Shire eyes huge sales from new Vyvanse uses
NEW YORK (Reuters) - British drugmaker Shire (SHP.L) hopes to generate "multiple billions of dollars" of extra sales from expanded use of the hyperactivity drug Vyvanse into new indications, such as schizophrenia and depression, the company's CEO said on Wednesday.
Since Vyvanse is a stimulant, some analysts have questioned how willing regulators will be to see its use extended into wider population groups.
However, Shire Chief Executive Angus Russell told the Reuters Health Summit that the U.S. Food and Drug Administration was backing the company's moves to test the medicine among patients who had failed on standard therapy. Early tests have shown promise, he said.
"We've been in to discuss those findings with the FDA and we've found them incredibly supportive. They want us to develop these drugs," Russell said.
Britain's third-largest drug company reported a 31 percent increase in Vyvanse sales to $202 million in the first quarter. The drug is used to treat attention deficit hyperactivity disorder (ADHD).
Russell believes the ADHD business could be dwarfed in future by new uses for the drug, including treatment for binge eating and daytime sleepiness.
"The summation of these additional indications is a multiple factor bigger than the size of the ADHD business we've had historically," he said.
"Each one is a $1 or $2 billion opportunity, something in that range certainly, and we've said there are three or four indications."
Shire last month reported encouraging findings from a study of Vyvanse in schizophrenia, which showed it reduced the "negative" symptoms of the disease -- including apathy and poor social functioning -- without increasing the "positive" symptoms, such as hearing voices. The result surprised some experts who had thought a stimulant might aggravate the situation.
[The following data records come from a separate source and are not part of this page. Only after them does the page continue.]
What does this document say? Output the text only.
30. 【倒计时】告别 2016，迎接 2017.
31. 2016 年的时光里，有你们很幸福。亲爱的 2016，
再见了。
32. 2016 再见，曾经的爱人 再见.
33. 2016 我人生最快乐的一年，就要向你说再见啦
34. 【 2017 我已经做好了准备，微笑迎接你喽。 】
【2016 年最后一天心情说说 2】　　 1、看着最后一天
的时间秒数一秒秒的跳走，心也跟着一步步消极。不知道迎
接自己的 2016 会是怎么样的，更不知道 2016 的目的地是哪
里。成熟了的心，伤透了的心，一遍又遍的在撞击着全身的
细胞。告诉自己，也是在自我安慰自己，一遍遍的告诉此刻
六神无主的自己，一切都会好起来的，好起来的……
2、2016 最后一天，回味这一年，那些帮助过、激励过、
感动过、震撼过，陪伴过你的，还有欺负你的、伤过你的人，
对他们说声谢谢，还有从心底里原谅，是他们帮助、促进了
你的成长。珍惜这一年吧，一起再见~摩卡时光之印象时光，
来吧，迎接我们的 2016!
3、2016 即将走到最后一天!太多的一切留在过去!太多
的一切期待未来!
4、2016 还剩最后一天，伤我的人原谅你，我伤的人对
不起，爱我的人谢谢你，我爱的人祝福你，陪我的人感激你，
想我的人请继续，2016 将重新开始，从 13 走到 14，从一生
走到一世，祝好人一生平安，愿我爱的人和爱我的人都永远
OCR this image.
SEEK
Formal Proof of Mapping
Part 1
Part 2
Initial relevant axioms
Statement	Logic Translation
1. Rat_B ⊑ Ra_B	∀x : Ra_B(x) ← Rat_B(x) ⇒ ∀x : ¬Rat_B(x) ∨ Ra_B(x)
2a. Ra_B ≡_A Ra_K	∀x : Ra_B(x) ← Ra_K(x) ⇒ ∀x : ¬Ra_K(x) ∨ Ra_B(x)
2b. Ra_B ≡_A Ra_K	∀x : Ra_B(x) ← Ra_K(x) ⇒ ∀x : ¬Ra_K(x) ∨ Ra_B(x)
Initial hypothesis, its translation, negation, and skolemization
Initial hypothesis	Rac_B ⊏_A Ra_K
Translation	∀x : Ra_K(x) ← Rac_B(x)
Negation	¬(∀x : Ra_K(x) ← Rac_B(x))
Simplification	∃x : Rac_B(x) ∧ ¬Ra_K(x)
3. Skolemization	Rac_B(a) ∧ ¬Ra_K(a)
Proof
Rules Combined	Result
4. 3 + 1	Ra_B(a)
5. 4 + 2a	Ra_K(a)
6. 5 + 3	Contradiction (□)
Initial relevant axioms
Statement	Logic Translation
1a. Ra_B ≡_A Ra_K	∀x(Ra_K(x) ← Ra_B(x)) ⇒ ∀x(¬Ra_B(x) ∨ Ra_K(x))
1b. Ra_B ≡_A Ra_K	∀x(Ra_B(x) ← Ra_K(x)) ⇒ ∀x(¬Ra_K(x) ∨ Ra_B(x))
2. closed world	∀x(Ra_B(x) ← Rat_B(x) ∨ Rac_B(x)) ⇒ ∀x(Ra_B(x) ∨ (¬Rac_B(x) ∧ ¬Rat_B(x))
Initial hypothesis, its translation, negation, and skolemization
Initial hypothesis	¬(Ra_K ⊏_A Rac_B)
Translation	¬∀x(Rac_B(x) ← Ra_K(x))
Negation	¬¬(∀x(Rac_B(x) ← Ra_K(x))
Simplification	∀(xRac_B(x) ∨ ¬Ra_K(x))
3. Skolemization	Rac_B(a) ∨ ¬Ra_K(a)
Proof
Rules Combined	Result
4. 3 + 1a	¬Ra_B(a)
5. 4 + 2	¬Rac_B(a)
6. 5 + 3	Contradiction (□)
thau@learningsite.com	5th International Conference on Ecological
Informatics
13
Russell said the potential to use Vyvanse in schizophrenia was potentially the biggest opportunity among the new uses, given the limited options for treating the negative symptoms of the disease.
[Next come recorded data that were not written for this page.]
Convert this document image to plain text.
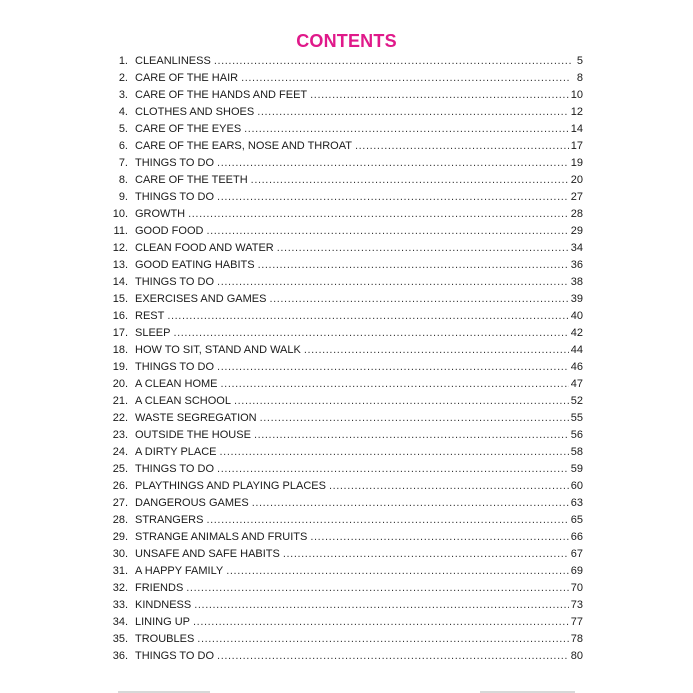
CONTENTS
1. CLEANLINESS .....	5
2. CARE OF THE HAIR .....	8
3. CARE OF THE HANDS AND FEET .....	10
4. CLOTHES AND SHOES .....	12
5. CARE OF THE EYES .....	14
6. CARE OF THE EARS, NOSE AND THROAT .....	17
7. THINGS TO DO .....	19
8. CARE OF THE TEETH .....	20
9. THINGS TO DO .....	27
10. GROWTH .....	28
11. GOOD FOOD .....	29
12. CLEAN FOOD AND WATER .....	34
13. GOOD EATING HABITS .....	36
14. THINGS TO DO .....	38
15. EXERCISES AND GAMES .....	39
16. REST .....	40
17. SLEEP .....	42
18. HOW TO SIT, STAND AND WALK .....	44
19. THINGS TO DO .....	46
20. A CLEAN HOME .....	47
21. A CLEAN SCHOOL .....	52
22. WASTE SEGREGATION .....	55
23. OUTSIDE THE HOUSE .....	56
24. A DIRTY PLACE .....	58
25. THINGS TO DO .....	59
26. PLAYTHINGS AND PLAYING PLACES .....	60
27. DANGEROUS GAMES .....	63
28. STRANGERS .....	65
29. STRANGE ANIMALS AND FRUITS .....	66
30. UNSAFE AND SAFE HABITS .....	67
31. A HAPPY FAMILY .....	69
32. FRIENDS .....	70
33. KINDNESS .....	73
34. LINING UP .....	77
35. TROUBLES .....	78
36. THINGS TO DO .....	80
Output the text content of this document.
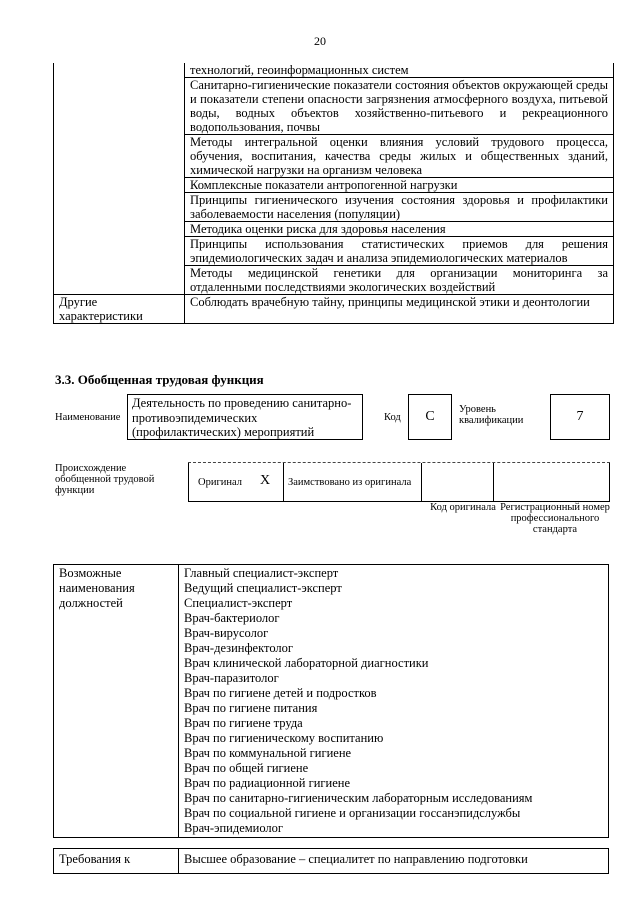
20
	технологий, геоинформационных систем
	Санитарно-гигиенические показатели состояния объектов окружающей среды и показатели степени опасности загрязнения атмосферного воздуха, питьевой воды, водных объектов хозяйственно-питьевого и рекреационного водопользования, почвы
	Методы интегральной оценки влияния условий трудового процесса, обучения, воспитания, качества среды жилых и общественных зданий, химической нагрузки на организм человека
	Комплексные показатели антропогенной нагрузки
	Принципы гигиенического изучения состояния здоровья и профилактики заболеваемости населения (популяции)
	Методика оценки риска для здоровья населения
	Принципы использования статистических приемов для решения эпидемиологических задач и анализа эпидемиологических материалов
	Методы медицинской генетики для организации мониторинга за отдаленными последствиями экологических воздействий
Другие характеристики	Соблюдать врачебную тайну, принципы медицинской этики и деонтологии
3.3. Обобщенная трудовая функция
Наименование
Деятельность по проведению санитарно-противоэпидемических (профилактических) мероприятий
Код	C	Уровень квалификации	7
Происхождение обобщенной трудовой функции
Оригинал X Заимствовано из оригинала
Код оригинала Регистрационный номер профессионального стандарта
Возможные наименования должностей	
Главный специалист-эксперт
Ведущий специалист-эксперт
Специалист-эксперт
Врач-бактериолог
Врач-вирусолог
Врач-дезинфектолог
Врач клинической лабораторной диагностики
Врач-паразитолог
Врач по гигиене детей и подростков
Врач по гигиене питания
Врач по гигиене труда
Врач по гигиеническому воспитанию
Врач по коммунальной гигиене
Врач по общей гигиене
Врач по радиационной гигиене
Врач по санитарно-гигиеническим лабораторным исследованиям
Врач по социальной гигиене и организации госсанэпидслужбы
Врач-эпидемиолог
Требования к	Высшее образование – специалитет по направлению подготовки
Shire and other makers of stimulant drugs used for ADHD received a boost last month when the FDA said it saw no need to change labels after the initial findings of a review of cardiovascular risks from the drugs.
In addition to its ADHD business, Shire has a significant presence in biotechnology drugs to treat rare diseases, following its purchase of TKT six years ago.
Shire has capitalized for the last 18 months on production problems at Genzyme, the U.S. rare disease specialist recently bought by Sanofi (SASY.PA).
Shire is also working on developing new products within the rare-diseases division. Russell said he is particularly excited about a novel intrathecal pump system to deliver medicine to the brain via spinal fluid. The company expects the system to be in clinical tests for Hunter and two other rare diseases by the end of the year, he said.
"This would be unique to Shire. No one else is doing this intrathecal delivery ... and we think it is patentable and protectable," he said.